BROOKLYN, N.Y. — The Brooklyn Nets had their fair share of issues this season: they fired their head coach and re-assigned their general manager in January, and finished with 61 losses, the third-most in the league.
But they had one other issue that was dealt with internally: They were late. Apparently, a few players were late a lot, without any repercussions.
And new general manager Sean Marks had to put his foot down.
“You get fined, (or) we even got to the point where we were saying if you’re going to continue to be late you’re going to miss a game, you’re going to get suspended,” Thaddeus Young noted Thursday morning.
“Those are the type of things (that force change). When you start to play with people’s money, play with people’s livelihood, take food off their table, things change. So I think that was one of the biggest things. At the end of the day if you’re going to continue to be late, you’re not going to do your job, then hey, why should we pay you for it?”
No specific players were named as recipients of fines or suspensions, but the impact was certainly felt.
Young cited the area’s traffic as an issue that players needed to learn how to work around.

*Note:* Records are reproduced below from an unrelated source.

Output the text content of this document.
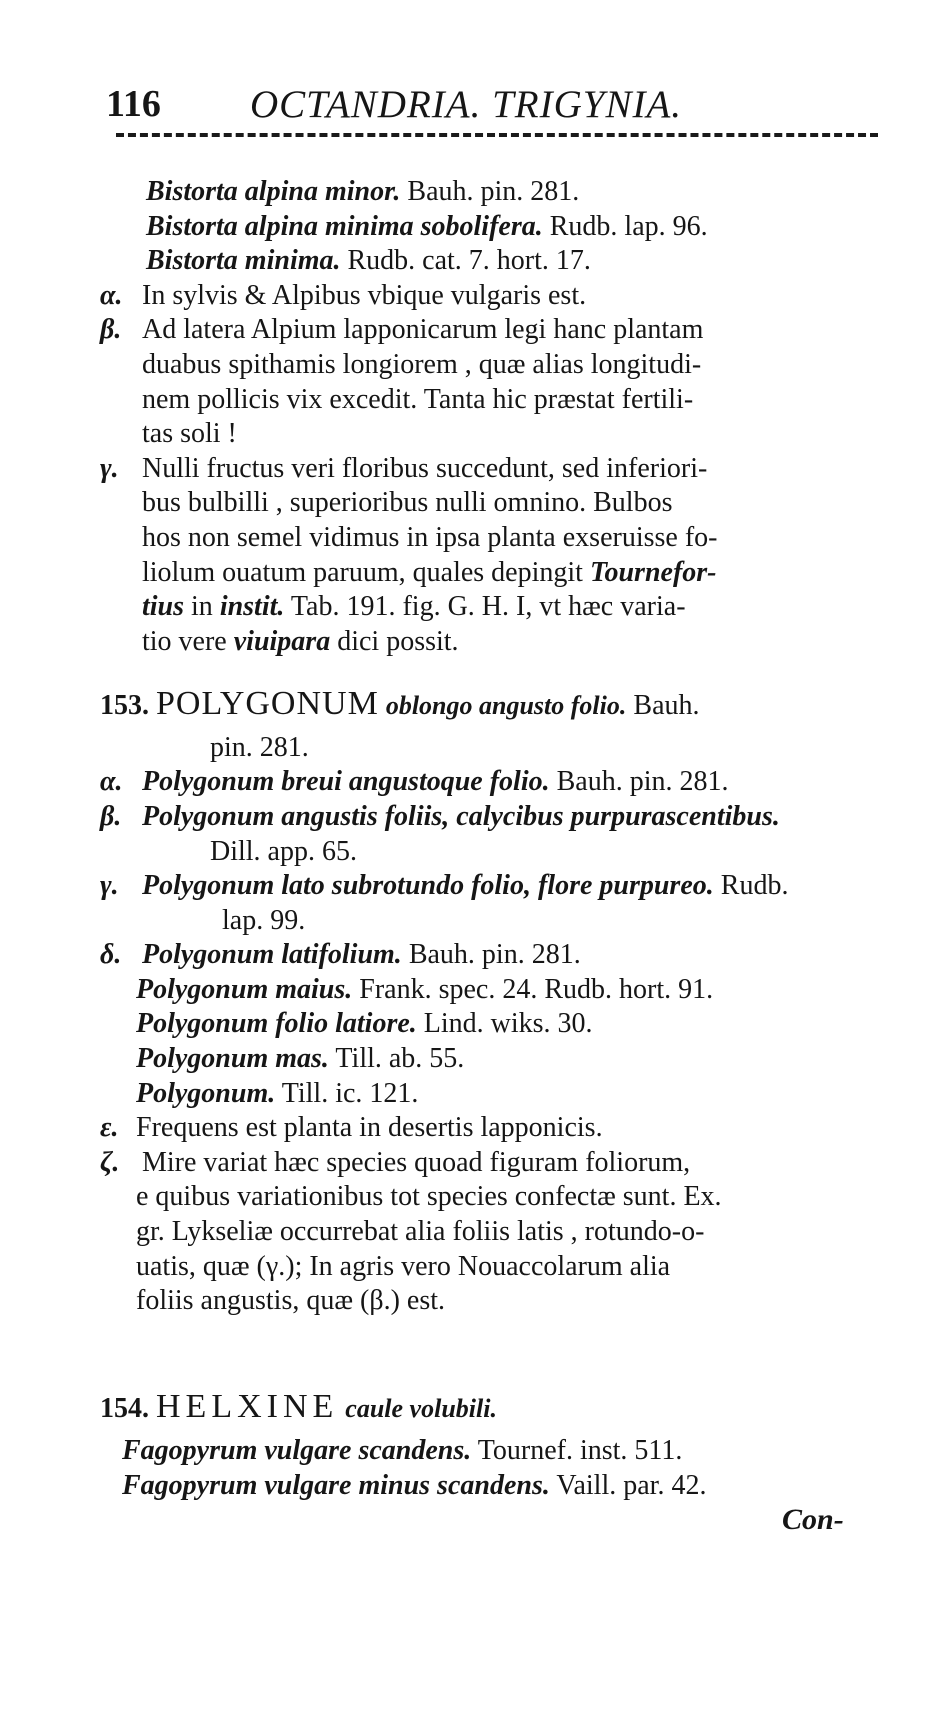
116 OCTANDRIA. TRIGYNIA.
Bistorta alpina minor. Bauh. pin. 281.
Bistorta alpina minima sobolifera. Rudb. lap. 96.
Bistorta minima. Rudb. cat. 7. hort. 17.
α. In sylvis & Alpibus vbique vulgaris est.
β. Ad latera Alpium lapponicarum legi hanc plantam
duabus spithamis longiorem , quæ alias longitudi-
nem pollicis vix excedit. Tanta hic præstat fertili-
tas soli !
γ. Nulli fructus veri floribus succedunt, sed inferiori-
bus bulbilli , superioribus nulli omnino. Bulbos
hos non semel vidimus in ipsa planta exseruisse fo-
liolum ouatum paruum, quales depingit Tournefor-
tius in instit. Tab. 191. fig. G. H. I, vt hæc varia-
tio vere viuipara dici possit.
153. POLYGONUM oblongo angusto folio. Bauh.
pin. 281.
α. Polygonum breui angustoque folio. Bauh. pin. 281.
β. Polygonum angustis foliis, calycibus purpurascentibus.
Dill. app. 65.
γ. Polygonum lato subrotundo folio, flore purpureo. Rudb.
lap. 99.
δ. Polygonum latifolium. Bauh. pin. 281.
Polygonum maius. Frank. spec. 24. Rudb. hort. 91.
Polygonum folio latiore. Lind. wiks. 30.
Polygonum mas. Till. ab. 55.
Polygonum. Till. ic. 121.
ε. Frequens est planta in desertis lapponicis.
ζ. Mire variat hæc species quoad figuram foliorum,
e quibus variationibus tot species confectæ sunt. Ex.
gr. Lykseliæ occurrebat alia foliis latis , rotundo-o-
uatis, quæ (γ.); In agris vero Nouaccolarum alia
foliis angustis, quæ (β.) est.
154. HELXINE caule volubili.
Fagopyrum vulgare scandens. Tournef. inst. 511.
Fagopyrum vulgare minus scandens. Vaill. par. 42.
Con-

The Nets began the season practicing in East Rutherford before moving to their new practice facility in the Sunset Park neighborhood of Brooklyn in February. That was right around the time Marks took the Nets job, and began doling out the new laws of the land.
“He’s definitely implemented some structure,” Nets backup guard Shane Larkin added, also referring to team tardiness. “Not so much on the coaching side, but just off the court. People being late. He said he’s not having that anymore.”
The 40-year-old Marks spent three seasons with the Spurs organization as a player from 2003 to 2006. In 2012, he began working for the Spurs front office in various capacities, including as the general manager of their D-League team and as an assistant coach. Marks’s time with the Spurs lends him a certain amount of credibility, and numerous Nets players cited his experience with San Antonio and his commitment to accountability as major points in his favor.
“You have to be accountable for anything that you’re doing, be accountable for your mistakes,” Young affirmed. “(Marks) made that felt as soon as he walked through the door. That was the biggest thing we harped on; we had to be together, we had to come in as a family, we had to all be here at the same time, had to all be here to work.”
“He gave us insight on how he deals with team fines and everything, and just off his words he chose to use in the conversation — it was nothing negative — he sent off a vibe that, ‘I’ll respect this guy,'” backup forward Thomas Robinson said. “Ever since that, (and) multiple other things, there’s a lot of changes being made in the organization. So like I said, he’s serious. He’s making change which has to be made.”
The Nets have no control over their own draft destiny until 2019, and only hold one pick in this upcoming NBA draft — the 55th, which they get in a swap down with the Clippers. The team has gobs of cap space this offseason, but will be competing with about two dozen other teams who have the ability to sign a player to a max contract.
Externally, Marks has about the toughest job in the league for any general manager, which is why he’s taking the steps to streamline and strengthen the organization’s internal structure.
“Accountability, responsibility, things like that,” Brook Lopez said, when asked what Marks has brought to the franchise. “It’s very important. We obviously rely on each other to create that strong foundation and we can’t have a single guy slipping up so we need to show up, be on time and do our jobs.”
“I think a lot of our young guys took this as a learning experience to kind of see the do’s and do not’s in the league, and take those examples and use them going forward.”